Hospitals will see moderate drug price increases

A new study concludes hospitals are expected to see just a modest bump in their drug costs for 2013, Medical Xpress reported.

The study, which was published in the American Journal of Health-System Pharmacy, concluded that hospitals will experience a 1.5 percent increase in drug costs during 2013, down from increases in recent years, which have averaged more than 2 percent.

"In the aggregate, drug expenditure growth is moderating, especially in the hospital setting," according to the report's principal author, James M. Hoffman, medication outcomes and safety officer at St. Jude Children's Research Hospital in Memphis, TN, Medical Xpress reported. Hoffman credited that to the wider use of generic drugs.

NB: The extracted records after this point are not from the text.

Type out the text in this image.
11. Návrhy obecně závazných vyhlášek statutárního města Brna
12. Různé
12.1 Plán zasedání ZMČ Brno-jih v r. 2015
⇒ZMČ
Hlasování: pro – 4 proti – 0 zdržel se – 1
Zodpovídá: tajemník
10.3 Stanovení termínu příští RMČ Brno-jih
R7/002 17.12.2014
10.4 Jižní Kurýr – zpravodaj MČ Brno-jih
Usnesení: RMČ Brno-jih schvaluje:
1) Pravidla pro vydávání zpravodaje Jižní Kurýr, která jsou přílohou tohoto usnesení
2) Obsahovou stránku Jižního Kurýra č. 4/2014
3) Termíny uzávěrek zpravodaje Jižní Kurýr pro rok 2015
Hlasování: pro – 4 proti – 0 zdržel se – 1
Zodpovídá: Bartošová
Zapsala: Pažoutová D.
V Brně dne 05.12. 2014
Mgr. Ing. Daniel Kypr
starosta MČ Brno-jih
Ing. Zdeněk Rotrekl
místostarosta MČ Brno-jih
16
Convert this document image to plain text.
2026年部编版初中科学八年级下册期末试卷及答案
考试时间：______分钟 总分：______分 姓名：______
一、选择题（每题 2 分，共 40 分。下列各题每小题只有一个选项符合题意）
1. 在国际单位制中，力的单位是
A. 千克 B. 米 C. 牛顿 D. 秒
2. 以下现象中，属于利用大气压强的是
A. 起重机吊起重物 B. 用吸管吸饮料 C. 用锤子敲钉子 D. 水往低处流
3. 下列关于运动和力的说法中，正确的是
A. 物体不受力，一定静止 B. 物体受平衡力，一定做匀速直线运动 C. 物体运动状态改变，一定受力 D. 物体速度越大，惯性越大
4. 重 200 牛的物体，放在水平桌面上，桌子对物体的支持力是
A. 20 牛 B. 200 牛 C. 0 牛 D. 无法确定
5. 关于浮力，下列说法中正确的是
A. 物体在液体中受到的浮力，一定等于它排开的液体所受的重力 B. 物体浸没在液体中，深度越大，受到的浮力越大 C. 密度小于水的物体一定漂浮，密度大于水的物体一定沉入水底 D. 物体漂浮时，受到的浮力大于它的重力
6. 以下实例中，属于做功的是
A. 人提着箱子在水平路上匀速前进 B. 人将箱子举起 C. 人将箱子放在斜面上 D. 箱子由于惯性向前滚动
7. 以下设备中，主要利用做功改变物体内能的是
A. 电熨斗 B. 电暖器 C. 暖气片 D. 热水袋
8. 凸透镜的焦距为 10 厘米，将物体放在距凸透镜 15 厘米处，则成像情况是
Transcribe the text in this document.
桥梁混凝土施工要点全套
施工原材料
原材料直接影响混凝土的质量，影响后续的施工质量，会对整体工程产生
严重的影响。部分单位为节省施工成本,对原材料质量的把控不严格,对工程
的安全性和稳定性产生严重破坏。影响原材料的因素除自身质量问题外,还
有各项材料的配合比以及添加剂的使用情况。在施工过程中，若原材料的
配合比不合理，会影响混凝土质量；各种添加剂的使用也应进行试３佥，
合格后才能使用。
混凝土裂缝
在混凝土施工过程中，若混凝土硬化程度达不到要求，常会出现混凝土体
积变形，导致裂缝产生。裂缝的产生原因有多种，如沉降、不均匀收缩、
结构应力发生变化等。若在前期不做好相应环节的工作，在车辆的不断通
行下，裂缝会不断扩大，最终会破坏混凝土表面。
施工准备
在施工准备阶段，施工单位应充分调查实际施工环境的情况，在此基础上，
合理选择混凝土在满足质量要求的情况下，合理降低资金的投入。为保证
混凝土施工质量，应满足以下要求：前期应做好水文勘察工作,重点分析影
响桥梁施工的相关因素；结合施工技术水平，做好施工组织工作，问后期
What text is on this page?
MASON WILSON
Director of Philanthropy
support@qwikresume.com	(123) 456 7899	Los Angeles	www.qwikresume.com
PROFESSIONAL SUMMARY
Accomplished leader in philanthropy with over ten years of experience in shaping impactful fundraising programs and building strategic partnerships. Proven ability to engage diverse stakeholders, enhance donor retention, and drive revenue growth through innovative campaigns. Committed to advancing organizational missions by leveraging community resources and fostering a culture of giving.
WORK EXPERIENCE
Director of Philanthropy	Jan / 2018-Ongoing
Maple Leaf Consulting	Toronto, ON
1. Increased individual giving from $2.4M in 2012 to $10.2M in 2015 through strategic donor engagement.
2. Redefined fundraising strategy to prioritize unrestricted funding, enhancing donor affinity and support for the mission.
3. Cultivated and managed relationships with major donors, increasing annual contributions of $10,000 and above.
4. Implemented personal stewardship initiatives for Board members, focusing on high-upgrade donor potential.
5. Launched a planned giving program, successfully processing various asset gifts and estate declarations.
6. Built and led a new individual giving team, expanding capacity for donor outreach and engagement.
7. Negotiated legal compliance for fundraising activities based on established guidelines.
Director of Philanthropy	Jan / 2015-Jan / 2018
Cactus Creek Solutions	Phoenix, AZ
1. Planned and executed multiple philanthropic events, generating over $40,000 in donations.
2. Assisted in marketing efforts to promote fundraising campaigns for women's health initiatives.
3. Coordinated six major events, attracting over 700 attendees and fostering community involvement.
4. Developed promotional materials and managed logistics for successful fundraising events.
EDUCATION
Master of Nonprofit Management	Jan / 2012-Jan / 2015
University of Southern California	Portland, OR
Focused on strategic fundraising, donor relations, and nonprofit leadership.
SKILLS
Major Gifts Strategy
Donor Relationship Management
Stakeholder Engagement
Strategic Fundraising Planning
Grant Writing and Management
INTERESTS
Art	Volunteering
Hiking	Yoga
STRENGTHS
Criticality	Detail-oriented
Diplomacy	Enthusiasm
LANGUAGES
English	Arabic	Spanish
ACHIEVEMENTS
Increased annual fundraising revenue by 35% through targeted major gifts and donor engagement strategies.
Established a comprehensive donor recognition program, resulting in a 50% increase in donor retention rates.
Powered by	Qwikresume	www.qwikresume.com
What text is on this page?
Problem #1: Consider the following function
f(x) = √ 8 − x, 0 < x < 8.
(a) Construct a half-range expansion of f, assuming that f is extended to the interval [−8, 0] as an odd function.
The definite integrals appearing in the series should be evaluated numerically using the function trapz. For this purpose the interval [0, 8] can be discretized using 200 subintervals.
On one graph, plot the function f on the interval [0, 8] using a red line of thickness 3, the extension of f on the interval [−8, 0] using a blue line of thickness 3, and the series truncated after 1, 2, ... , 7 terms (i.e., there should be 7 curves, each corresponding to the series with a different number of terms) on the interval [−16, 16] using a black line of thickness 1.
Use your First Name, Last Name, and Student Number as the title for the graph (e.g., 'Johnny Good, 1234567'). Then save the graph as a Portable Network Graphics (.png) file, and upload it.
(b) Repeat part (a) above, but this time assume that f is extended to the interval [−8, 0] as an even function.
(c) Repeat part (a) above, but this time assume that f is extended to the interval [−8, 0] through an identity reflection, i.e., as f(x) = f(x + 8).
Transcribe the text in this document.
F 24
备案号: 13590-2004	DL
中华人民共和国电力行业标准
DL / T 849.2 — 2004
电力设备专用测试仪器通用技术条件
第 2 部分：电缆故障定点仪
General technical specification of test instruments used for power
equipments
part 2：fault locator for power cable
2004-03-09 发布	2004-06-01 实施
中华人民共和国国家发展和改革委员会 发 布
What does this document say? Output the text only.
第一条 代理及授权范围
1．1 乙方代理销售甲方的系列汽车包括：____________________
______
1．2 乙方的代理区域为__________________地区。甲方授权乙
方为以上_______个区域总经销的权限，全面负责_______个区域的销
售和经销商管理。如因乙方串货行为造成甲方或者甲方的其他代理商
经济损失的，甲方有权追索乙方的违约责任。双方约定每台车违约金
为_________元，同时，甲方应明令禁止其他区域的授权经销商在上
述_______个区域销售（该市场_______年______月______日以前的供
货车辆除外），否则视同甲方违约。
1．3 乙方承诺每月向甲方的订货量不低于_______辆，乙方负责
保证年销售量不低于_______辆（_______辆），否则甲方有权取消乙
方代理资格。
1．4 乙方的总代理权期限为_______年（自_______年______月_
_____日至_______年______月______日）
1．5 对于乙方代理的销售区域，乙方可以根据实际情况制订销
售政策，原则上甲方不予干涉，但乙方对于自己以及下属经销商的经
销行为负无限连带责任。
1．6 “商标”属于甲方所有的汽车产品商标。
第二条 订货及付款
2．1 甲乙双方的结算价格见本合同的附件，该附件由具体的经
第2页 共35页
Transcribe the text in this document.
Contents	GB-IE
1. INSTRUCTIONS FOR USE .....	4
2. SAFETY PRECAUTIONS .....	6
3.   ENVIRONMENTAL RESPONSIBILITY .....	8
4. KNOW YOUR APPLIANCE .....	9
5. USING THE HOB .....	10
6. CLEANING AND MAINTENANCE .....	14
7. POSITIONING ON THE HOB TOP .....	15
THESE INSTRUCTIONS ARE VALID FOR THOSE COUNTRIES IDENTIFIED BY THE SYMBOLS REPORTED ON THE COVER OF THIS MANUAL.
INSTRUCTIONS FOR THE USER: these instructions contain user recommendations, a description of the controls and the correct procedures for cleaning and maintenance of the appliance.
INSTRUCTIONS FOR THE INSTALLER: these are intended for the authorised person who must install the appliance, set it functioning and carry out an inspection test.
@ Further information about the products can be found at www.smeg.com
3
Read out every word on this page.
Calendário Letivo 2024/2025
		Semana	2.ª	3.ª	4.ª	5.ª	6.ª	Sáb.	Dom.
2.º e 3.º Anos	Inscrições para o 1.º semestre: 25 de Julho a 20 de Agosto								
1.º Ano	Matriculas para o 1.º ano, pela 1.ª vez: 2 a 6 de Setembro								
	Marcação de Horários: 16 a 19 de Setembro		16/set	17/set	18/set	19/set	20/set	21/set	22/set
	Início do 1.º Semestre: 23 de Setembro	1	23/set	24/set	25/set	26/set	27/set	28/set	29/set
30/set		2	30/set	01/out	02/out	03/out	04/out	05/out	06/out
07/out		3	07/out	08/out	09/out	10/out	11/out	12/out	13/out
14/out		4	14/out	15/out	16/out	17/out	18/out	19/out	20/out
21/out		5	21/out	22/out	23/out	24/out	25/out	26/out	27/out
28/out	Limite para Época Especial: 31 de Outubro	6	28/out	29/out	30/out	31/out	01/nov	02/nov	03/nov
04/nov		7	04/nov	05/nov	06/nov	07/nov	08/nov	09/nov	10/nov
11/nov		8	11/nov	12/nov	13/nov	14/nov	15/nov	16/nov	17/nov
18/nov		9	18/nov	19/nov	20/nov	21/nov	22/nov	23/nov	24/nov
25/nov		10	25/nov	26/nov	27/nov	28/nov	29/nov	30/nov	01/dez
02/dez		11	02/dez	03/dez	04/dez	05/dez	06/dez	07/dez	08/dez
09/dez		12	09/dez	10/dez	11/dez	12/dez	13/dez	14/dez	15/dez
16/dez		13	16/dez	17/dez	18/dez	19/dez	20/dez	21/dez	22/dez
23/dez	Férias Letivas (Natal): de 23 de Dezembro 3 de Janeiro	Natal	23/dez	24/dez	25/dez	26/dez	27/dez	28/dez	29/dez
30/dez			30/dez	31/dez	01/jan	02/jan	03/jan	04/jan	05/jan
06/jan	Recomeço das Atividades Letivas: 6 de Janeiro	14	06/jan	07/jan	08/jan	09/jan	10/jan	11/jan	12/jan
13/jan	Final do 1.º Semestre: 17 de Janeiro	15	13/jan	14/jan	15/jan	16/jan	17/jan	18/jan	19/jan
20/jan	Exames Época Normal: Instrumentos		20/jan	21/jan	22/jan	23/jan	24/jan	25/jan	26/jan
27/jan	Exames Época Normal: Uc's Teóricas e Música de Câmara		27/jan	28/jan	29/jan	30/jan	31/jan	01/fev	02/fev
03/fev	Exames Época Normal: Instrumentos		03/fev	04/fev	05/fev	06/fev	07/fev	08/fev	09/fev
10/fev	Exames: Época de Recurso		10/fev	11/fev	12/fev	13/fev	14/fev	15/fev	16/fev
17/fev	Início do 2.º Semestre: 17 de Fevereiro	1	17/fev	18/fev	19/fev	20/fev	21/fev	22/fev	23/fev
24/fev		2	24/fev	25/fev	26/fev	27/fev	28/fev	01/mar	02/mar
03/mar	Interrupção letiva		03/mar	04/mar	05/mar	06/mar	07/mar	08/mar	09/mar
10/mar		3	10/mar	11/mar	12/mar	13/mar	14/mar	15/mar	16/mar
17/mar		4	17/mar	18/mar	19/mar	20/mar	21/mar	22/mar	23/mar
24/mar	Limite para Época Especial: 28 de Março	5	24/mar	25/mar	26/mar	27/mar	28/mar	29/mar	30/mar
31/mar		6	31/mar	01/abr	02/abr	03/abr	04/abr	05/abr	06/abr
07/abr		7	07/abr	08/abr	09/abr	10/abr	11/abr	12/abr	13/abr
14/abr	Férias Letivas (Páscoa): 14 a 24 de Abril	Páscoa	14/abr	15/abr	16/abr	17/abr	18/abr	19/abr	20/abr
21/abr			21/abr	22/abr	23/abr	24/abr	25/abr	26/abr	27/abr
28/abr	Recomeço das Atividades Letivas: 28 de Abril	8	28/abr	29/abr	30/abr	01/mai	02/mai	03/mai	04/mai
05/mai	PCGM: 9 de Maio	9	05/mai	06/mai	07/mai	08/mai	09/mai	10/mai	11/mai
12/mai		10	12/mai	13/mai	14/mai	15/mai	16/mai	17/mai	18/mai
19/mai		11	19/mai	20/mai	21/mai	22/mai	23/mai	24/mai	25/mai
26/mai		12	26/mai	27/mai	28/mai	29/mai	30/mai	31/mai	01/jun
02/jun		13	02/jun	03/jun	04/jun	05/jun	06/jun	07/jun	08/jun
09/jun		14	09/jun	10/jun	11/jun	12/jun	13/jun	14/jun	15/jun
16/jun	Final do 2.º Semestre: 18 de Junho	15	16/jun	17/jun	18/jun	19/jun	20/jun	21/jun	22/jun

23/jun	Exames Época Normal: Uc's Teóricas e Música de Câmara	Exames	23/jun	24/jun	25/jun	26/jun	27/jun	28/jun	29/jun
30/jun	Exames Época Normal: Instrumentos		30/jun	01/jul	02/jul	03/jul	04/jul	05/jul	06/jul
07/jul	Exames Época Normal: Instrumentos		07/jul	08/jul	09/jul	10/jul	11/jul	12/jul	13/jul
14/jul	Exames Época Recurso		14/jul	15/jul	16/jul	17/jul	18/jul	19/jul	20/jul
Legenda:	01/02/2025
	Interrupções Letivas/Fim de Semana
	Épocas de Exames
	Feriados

Altogether, the use of drugs in non-VA hospitals declined 0.6 percent for the one-year period that ended in September 2012, according to the study. Hospitals spend just under $28 billion on drugs during that period, representing 8.6 percent of all pharmaceutical expenditures in the U.S.

However, not all drug categories are seeing their costs moderate. Cancer drugs, for example, continue to rise. "We have reached a new threshold where a course of treatment for some new cancer therapies can cost more than $100,000, which illustrates the growing challenge oncology drug costs present to hospitals and clinics," Hoffman told Medical Xpress.